Le maître charron, du premier coup d'œil, avait reconnu que le tilbury était une voiture de louage. Il haussa les épaules.

– Vous les arrangez bien, les cabriolets qu'on vous loue! j'en aurais un que je ne vous le louerais pas.

– Eh bien, à me vendre?

– Je n'en ai pas.

– Quoi! pas une carriole? Je ne suis pas difficile, comme vous voyez.

– Nous sommes un petit pays. J'ai bien là sous la remise, ajouta le charron, une vieille calèche qui est à un bourgeois de la ville qui me l'a donnée en garde et qui s'en sert tous les trente-six du mois. Je vous la louerais bien, qu'est-ce que cela me fait? mais il ne faudrait pas que le bourgeois la vît passer; et puis, c'est une calèche, il faudrait deux chevaux.

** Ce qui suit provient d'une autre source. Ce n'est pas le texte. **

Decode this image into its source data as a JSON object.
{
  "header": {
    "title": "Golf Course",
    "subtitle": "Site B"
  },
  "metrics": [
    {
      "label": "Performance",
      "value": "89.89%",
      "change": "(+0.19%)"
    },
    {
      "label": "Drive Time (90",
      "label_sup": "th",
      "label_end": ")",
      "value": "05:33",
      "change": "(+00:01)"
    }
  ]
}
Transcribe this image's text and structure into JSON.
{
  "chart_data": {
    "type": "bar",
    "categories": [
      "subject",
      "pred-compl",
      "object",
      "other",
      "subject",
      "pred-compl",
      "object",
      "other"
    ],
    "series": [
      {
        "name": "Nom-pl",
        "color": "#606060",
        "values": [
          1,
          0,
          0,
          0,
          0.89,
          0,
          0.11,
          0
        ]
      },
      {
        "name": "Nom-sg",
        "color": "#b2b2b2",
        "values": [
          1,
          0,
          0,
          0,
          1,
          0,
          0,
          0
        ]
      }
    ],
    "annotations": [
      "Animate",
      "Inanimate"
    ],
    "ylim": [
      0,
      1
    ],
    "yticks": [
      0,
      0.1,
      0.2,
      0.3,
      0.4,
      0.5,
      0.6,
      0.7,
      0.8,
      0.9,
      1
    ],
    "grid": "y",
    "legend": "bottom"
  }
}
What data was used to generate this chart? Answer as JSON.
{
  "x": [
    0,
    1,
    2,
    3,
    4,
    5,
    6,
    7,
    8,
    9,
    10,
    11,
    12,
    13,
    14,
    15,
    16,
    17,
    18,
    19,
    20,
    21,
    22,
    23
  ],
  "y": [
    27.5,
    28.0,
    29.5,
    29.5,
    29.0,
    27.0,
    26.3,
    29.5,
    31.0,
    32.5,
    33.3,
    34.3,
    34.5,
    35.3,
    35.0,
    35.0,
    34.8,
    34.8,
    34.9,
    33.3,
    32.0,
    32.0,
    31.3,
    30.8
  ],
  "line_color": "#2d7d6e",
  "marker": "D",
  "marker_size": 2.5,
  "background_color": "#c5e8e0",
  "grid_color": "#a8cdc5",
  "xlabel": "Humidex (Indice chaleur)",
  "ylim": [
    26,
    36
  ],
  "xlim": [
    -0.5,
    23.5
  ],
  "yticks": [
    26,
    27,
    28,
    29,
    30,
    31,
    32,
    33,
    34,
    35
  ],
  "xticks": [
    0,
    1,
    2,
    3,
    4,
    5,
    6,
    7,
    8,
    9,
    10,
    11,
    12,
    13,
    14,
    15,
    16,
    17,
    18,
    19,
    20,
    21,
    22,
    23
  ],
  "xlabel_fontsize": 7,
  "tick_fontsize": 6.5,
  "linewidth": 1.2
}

– Je prendrai des chevaux de poste.

– Où va monsieur?

– À Arras.

– Et monsieur veut arriver aujourd'hui?

– Mais oui.

– En prenant des chevaux de poste?

– Pourquoi pas?

– Est-il égal à monsieur d'arriver cette nuit à quatre heures du matin?

– Non certes.

– C'est que, voyez-vous bien, il y a une chose à dire, en prenant des chevaux de poste…

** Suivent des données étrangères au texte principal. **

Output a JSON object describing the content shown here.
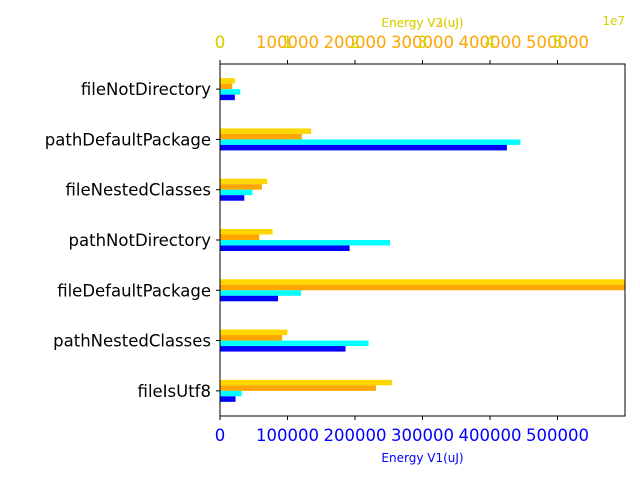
{
  "chart_data": {
    "type": "bar",
    "orientation": "horizontal",
    "categories": [
      "fileNotDirectory",
      "pathDefaultPackage",
      "fileNestedClasses",
      "pathNotDirectory",
      "fileDefaultPackage",
      "pathNestedClasses",
      "fileIsUtf8"
    ],
    "bottom_axis": {
      "label": "Energy V1(uJ)",
      "range": [
        0,
        600000
      ],
      "ticks": [
        0,
        100000,
        200000,
        300000,
        400000,
        500000
      ],
      "tick_labels": [
        "0",
        "100000",
        "200000",
        "300000",
        "400000",
        "500000"
      ],
      "color": "#0000ff",
      "series": [
        {
          "color": "#0000ff",
          "values": [
            22000,
            425000,
            36000,
            192000,
            86000,
            186000,
            23000
          ]
        },
        {
          "color": "#00ffff",
          "values": [
            30000,
            445000,
            48000,
            252000,
            120000,
            220000,
            32000
          ]
        }
      ]
    },
    "middle_axis": {
      "label": "Energy V2(uJ)",
      "range": [
        0,
        600000
      ],
      "ticks": [
        0,
        100000,
        200000,
        300000,
        400000,
        500000
      ],
      "tick_labels": [
        "0",
        "100000",
        "200000",
        "300000",
        "400000",
        "500000"
      ],
      "color": "#ffa500",
      "series": [
        {
          "color": "#ffa500",
          "values": [
            18000,
            121000,
            62000,
            58000,
            600000,
            92000,
            231000
          ]
        }
      ]
    },
    "top_axis": {
      "label": "Energy V3(uJ)",
      "range": [
        0,
        6
      ],
      "ticks": [
        0,
        1,
        2,
        3,
        4,
        5
      ],
      "tick_labels": [
        "0",
        "1",
        "2",
        "3",
        "4",
        "5"
      ],
      "offset_label": "1e7",
      "color": "#d4d400",
      "series": [
        {
          "color": "#ffd700",
          "values": [
            0.22,
            1.35,
            0.7,
            0.78,
            6,
            1.0,
            2.55
          ]
        }
      ]
    },
    "grid": false,
    "legend": "none"
  }
}
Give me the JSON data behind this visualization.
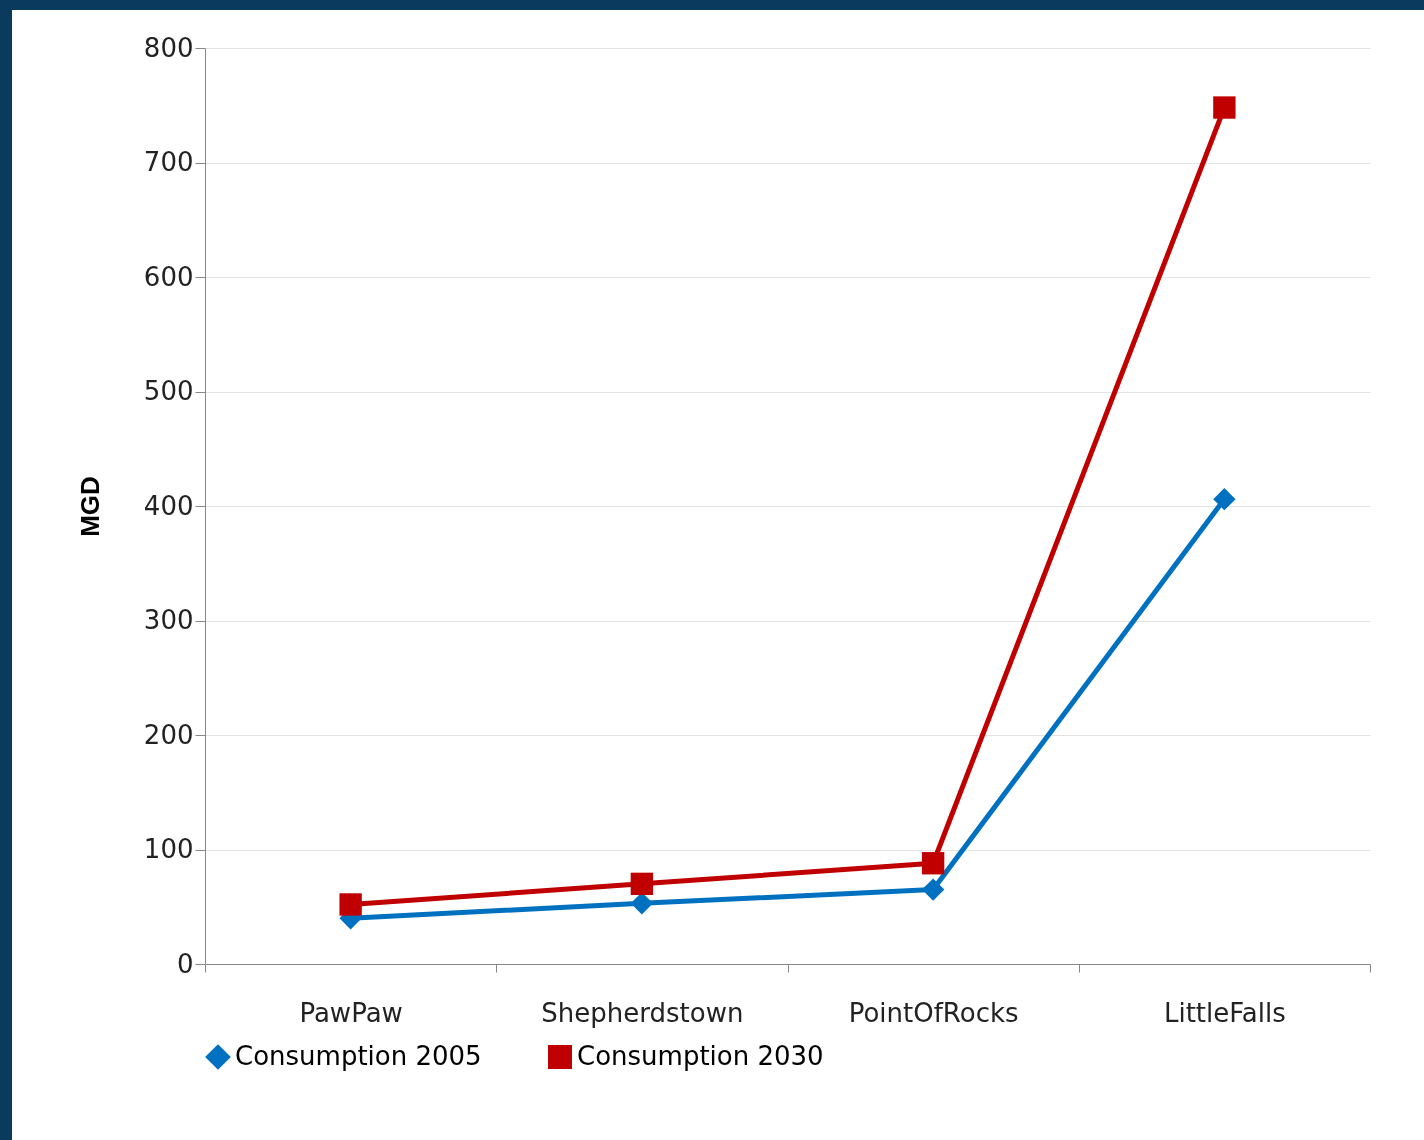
{
  "chart_data": {
    "type": "line",
    "ylabel": "MGD",
    "categories": [
      "PawPaw",
      "Shepherdstown",
      "PointOfRocks",
      "LittleFalls"
    ],
    "series": [
      {
        "name": "Consumption 2005",
        "color": "#0070c0",
        "marker": "diamond",
        "values": [
          40,
          53,
          65,
          406
        ]
      },
      {
        "name": "Consumption 2030",
        "color": "#c00000",
        "marker": "square",
        "values": [
          52,
          70,
          88,
          748
        ]
      }
    ],
    "ylim": [
      0,
      800
    ],
    "yticks": [
      0,
      100,
      200,
      300,
      400,
      500,
      600,
      700,
      800
    ],
    "grid": "y",
    "legend": "bottom",
    "line_style": "solid"
  }
}
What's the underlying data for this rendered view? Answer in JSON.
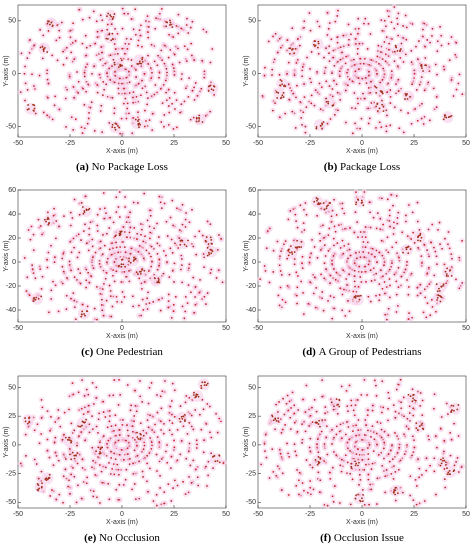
{
  "chart_data": [
    {
      "type": "scatter",
      "label": "(a)",
      "caption": "No Package Loss",
      "xlabel": "X-axis (m)",
      "ylabel": "Y-axis (m)",
      "xlim": [
        -50,
        50
      ],
      "ylim": [
        -60,
        65
      ],
      "xticks": [
        -50,
        -25,
        0,
        25,
        50
      ],
      "yticks": [
        -50,
        0,
        50
      ]
    },
    {
      "type": "scatter",
      "label": "(b)",
      "caption": "Package Loss",
      "xlabel": "X-axis (m)",
      "ylabel": "Y-axis (m)",
      "xlim": [
        -50,
        50
      ],
      "ylim": [
        -60,
        65
      ],
      "xticks": [
        -50,
        -25,
        0,
        25,
        50
      ],
      "yticks": [
        -50,
        0,
        50
      ]
    },
    {
      "type": "scatter",
      "label": "(c)",
      "caption": "One Pedestrian",
      "xlabel": "X-axis (m)",
      "ylabel": "Y-axis (m)",
      "xlim": [
        -50,
        50
      ],
      "ylim": [
        -50,
        60
      ],
      "xticks": [
        -50,
        0,
        50
      ],
      "yticks": [
        -40,
        -20,
        0,
        20,
        40,
        60
      ]
    },
    {
      "type": "scatter",
      "label": "(d)",
      "caption": "A Group of Pedestrians",
      "xlabel": "X-axis (m)",
      "ylabel": "Y-axis (m)",
      "xlim": [
        -50,
        50
      ],
      "ylim": [
        -50,
        60
      ],
      "xticks": [
        -50,
        0,
        50
      ],
      "yticks": [
        -40,
        -20,
        0,
        20,
        40,
        60
      ]
    },
    {
      "type": "scatter",
      "label": "(e)",
      "caption": "No Occlusion",
      "xlabel": "X-axis (m)",
      "ylabel": "Y-axis (m)",
      "xlim": [
        -50,
        50
      ],
      "ylim": [
        -55,
        60
      ],
      "xticks": [
        -50,
        -25,
        0,
        25,
        50
      ],
      "yticks": [
        -50,
        -25,
        0,
        25,
        50
      ]
    },
    {
      "type": "scatter",
      "label": "(f)",
      "caption": "Occlusion Issue",
      "xlabel": "X-axis (m)",
      "ylabel": "Y-axis (m)",
      "xlim": [
        -50,
        50
      ],
      "ylim": [
        -55,
        60
      ],
      "xticks": [
        -50,
        -25,
        0,
        25,
        50
      ],
      "yticks": [
        -50,
        -25,
        0,
        25,
        50
      ]
    }
  ]
}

– Monsieur a son passeport?

– Oui.

– Eh bien, en prenant des chevaux de poste, monsieur n'arrivera pas à Arras avant demain. Nous sommes un chemin de traverse. Les relais sont mal servis, les chevaux sont aux champs. C'est la saison des grandes charrues qui commence, il faut de forts attelages, et l'on prend les chevaux partout, à la poste comme ailleurs. Monsieur attendra au moins trois ou quatre heures à chaque relais. Et puis on va au pas. Il y a beaucoup de côtes à monter.

– Allons, j'irai à cheval. Dételez le cabriolet. On me vendra bien une selle dans le pays.

– Sans doute. Mais ce cheval-ci endure-t-il la selle?

– C'est vrai, vous m'y faites penser. Il ne l'endure pas.

– Alors…

– Mais je trouverai bien dans le village un cheval à louer?

– Un cheval pour aller à Arras d'une traite!

– Oui.

– Il faudrait un cheval comme on n'en a pas dans nos endroits. Il faudrait l'acheter d'abord, car on ne vous connaît pas. Mais ni à vendre ni à louer, ni pour cinq cents francs, ni pour mille, vous ne le trouveriez pas!

– Comment faire?

– Le mieux, là, en honnête homme, c'est que je raccommode la roue et que vous remettiez votre voyage à demain.

– Demain il sera trop tard.

– Dame!

– N'y a-t-il pas la malle-poste qui va à Arras? Quand passe-t-elle?

– La nuit prochaine. Les deux malles font le service la nuit, celle qui monte comme celle qui descend.

– Comment! il vous faut une journée pour raccommoder cette roue?

– Une journée, et une bonne!

– En mettant deux ouvriers?

– En en mettant dix!

– Si on liait les rayons avec des cordes?

– Les rayons, oui; le moyeu, non. Et puis la jante aussi est en mauvais état.

– Y a-t-il un loueur de voitures dans la ville?

– Non.

– Y a-t-il un autre charron?

Le garçon d'écurie et le maître charron répondirent en même temps en hochant la tête.

– Non.

Il sentit une immense joie.

Il était évident que la providence s'en mêlait. C'était elle qui avait brisé la roue du tilbury et qui l'arrêtait en route. Il ne s'était pas rendu à cette espèce de première sommation; il venait de faire tous les efforts possibles pour continuer son voyage; il avait loyalement et scrupuleusement épuisé tous les moyens; il n'avait reculé ni devant la saison, ni devant la fatigue, ni devant la dépense; il n'avait rien à se reprocher. S'il n'allait pas plus loin, cela ne le regardait plus. Ce n'était plus sa faute, c'était, non le fait de sa conscience, mais le fait de la providence.

Il respira. Il respira librement et à pleine poitrine pour la première fois depuis la visite de Javert. Il lui semblait que le poignet de fer qui lui serrait le cœur depuis vingt heures venait de le lâcher.

Il lui paraissait que maintenant Dieu était pour lui, et se déclarait.

Il se dit qu'il avait fait tout ce qu'il pouvait, et qu'à présent il n'avait qu'à revenir sur ses pas, tranquillement.